JUDUL di atas adalah adagium latin: Vox populi vox Dei atau voice of people, voice of God. Hal itu sering terdengar, terlebih ketika perhelatan hajat akbar yang sering kita sebuat sebagai pemilu. Dasarnya ada pada konsep demokrasi (dari Yunani kuno: demos ‘rakyat’ dan kratos ‘aturan’): sistem pemerintahan yang di dalamnya kekuasaan negara berada di tangan rakyat atau populasi umum dari suatu negara.
Tulisan ini mau menangguhkan, apakah suara rakyat memang suara Tuhan? Kita bisa melihatnya dari tiga kasus di bawah ini.
Pertama, Dalam sejarah Gereja, terjadi peristiwa yang dianggap sebagai Vox Populi Vox Dei, yaitu saat Santo Ambrosius terpilih sebagai uskup Milan. Gereja menghadapi ancaman perpecahan karena aliran sesat yang cukup banyak pengikutnya, yaitu arianisme.

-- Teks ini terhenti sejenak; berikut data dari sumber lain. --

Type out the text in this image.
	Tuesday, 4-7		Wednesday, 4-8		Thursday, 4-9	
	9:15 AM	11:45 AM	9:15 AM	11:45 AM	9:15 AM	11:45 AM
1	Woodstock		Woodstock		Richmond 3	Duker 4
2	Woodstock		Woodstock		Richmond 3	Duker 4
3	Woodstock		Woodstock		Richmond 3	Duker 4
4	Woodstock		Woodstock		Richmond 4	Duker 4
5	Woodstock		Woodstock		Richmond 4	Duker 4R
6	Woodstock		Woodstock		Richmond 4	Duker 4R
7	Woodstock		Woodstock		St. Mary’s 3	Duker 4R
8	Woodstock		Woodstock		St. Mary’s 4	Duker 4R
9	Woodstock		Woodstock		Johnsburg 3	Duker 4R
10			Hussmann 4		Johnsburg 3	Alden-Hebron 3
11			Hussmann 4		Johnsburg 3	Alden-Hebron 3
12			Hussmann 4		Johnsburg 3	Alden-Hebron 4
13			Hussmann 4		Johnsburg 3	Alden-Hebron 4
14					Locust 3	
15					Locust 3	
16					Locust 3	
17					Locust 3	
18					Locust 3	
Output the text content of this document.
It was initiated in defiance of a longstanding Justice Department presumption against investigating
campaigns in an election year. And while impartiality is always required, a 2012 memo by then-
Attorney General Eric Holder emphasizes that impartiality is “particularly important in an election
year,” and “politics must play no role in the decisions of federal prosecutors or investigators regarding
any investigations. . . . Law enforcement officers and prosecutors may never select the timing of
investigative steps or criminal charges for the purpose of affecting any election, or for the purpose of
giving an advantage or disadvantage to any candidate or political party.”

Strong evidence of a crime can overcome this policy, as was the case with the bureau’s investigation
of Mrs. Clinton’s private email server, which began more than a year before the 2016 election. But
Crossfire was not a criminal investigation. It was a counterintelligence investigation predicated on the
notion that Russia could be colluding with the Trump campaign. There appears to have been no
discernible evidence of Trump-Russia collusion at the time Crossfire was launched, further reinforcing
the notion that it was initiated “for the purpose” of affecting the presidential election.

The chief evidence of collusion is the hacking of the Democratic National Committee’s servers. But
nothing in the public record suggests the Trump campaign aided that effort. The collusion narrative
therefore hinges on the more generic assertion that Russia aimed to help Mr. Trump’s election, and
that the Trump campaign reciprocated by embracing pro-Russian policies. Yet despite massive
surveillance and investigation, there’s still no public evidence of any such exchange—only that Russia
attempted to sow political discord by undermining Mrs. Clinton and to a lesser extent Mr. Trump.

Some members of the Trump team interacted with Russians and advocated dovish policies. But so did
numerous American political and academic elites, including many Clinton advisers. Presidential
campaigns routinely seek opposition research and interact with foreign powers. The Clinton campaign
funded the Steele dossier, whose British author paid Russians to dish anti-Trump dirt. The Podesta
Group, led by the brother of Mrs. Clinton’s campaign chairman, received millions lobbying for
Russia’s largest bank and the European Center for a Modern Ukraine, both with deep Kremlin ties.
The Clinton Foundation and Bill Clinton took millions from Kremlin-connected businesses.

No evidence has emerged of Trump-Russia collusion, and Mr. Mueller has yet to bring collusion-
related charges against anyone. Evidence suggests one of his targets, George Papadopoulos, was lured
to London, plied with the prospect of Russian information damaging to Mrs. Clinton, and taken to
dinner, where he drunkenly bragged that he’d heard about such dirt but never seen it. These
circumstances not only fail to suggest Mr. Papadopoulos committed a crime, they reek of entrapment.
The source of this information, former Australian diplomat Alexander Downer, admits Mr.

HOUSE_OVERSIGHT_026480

Ketika uskup Milan yang sebelumnya meninggal, keadaan menjadi tegang karena Gereja dan kekaisaran bisa terpecah. Pada saat itu, hubungan antara Gereja dan kekaisaran mulai dekat setelah berakhirnya penganiayaan terhadap Kristen dengan dikeluarkannya edik Konstantin pada tahun 313 di Kota Milano.
Di tengah ketidakpastian suksesi Keuskupan Milano, seorang anak tiba-tiba berteriak “Ambrosius, Uskup”, dan teriakan ini didukung oleh seluruh jemaat.
Ambrosius, meskipun pada waktu itu belum dibaptis, dengan cara yang sat set kemudian mengalami proses baptisasi yang cepat dan ditahbiskan menjadi uskup. Ambrosius, yang memiliki reputasi yang baik dan dikenal sebagai pemimpin yang adil, akhirnya menjadi salah satu penulis ajaran Gereja yang terkemuka dan diangkat sebagai Santo setelah kematiannya.